Diabetes: what is important in treatment
Blood sugar checks, an appropriate diet, regular exercise and, if necessary, individual treatment, either with insulin or tablets, are the basics of diabetes treatment. In order for those affected to put their knowledge into practice, they need specific training about how to manage their condition. Type 1 diabetics must adjust the amount of insulin exactly to their diet. For both types of diabetes, a low-fat diet rich in fibre and tailored to their requirements, as well as regular exercise, are the keys to success. It’s even possible to enjoy normal sugary foods. The German Diabetes Society (DDG) recommends the following: a maximum of 10% of your daily calorie intake should come from sugary foods (for example, yoghurt with sugar, chocolate etc.). With a daily calorie intake of around 2,000 calories, this means approximately 50 grams of sugar. This could be, for example, a bowl of fruit yoghurt, 2 bars of chocolate and a small slice of cake. Of course, you must always be aware of your blood sugar level. To keep your weight in a healthy range and lose excess pounds, you shouldn’t use up your full quota every day.
Tips for healthy diabetes – diet
- It’s not so difficult to put these recommendations into practice. They are actually the same rules that everyone who wants a healthy metabolism should follow:
- Fresh fruit and vegetables (5 portions every day)

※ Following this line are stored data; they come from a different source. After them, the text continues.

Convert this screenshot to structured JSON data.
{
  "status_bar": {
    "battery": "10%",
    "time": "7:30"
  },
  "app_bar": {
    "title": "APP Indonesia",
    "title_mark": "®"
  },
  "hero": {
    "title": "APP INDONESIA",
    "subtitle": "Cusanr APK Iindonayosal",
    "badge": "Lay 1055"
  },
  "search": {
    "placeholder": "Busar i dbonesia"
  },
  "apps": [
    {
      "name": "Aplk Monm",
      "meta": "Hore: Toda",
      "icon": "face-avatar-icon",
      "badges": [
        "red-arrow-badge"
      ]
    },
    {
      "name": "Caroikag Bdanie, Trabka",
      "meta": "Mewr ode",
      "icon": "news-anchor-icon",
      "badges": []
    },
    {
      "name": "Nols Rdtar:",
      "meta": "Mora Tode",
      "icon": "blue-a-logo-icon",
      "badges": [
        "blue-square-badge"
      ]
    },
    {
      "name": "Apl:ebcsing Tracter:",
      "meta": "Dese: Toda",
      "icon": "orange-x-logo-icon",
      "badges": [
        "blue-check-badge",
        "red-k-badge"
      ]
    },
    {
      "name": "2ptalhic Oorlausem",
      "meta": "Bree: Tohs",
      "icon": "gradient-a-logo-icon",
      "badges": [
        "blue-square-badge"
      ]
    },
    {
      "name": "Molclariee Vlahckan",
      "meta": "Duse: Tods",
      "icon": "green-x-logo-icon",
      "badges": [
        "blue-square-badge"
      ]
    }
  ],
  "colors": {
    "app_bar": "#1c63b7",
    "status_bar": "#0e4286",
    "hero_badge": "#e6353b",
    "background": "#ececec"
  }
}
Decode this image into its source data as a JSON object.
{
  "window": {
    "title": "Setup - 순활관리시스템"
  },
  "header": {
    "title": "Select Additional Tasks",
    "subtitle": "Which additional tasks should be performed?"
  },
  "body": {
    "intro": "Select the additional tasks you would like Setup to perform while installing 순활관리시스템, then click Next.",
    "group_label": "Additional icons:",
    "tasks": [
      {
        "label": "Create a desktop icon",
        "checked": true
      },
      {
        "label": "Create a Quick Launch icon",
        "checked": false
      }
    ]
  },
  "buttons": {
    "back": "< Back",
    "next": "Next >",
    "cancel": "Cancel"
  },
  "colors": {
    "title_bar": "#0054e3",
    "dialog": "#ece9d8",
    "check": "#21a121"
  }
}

- Eat foods containing carbohydrates regularly throughout the day
- Eat fibre-rich foods such as wholegrain products or pulses every day
- Opt for low-fat foods
- Use high-quality plant oils such as rapeseed and olive oil
- Lose excess weight and avoid gaining weight in the first place
- Drink at least 1.5 to 2 litres of fluid a day: mineral water and unsugared tea are ideal
- Eat as little sugar, sweets etc. as possible
First-aid for low blood sugar
The symptoms of a low blood sugar level suffered by diabetics, such as sweating, paleness, irritability, shaking etc., differ between individuals. In many diabetics, symptoms occur at the level of 50 milligrams per decilitre, with others when the value is higher and in others at lower values. There are many reasons for this, for example if you have recently taken part in sport, if too little has been eaten or too much insulin has been injected. In the case of a low blood sugar level, glucose or a sugar-rich drink should be consumed immediately. A blood sugar test will also clarify matters. People who regularly take part in sport should check their blood sugar before and after training, and eat an extra portion of carbohydrates, for example a banana or a muesli bar, before starting. One very important thing: always keep a source of glucose in your pocket so that it’s immediately to hand in an emergency.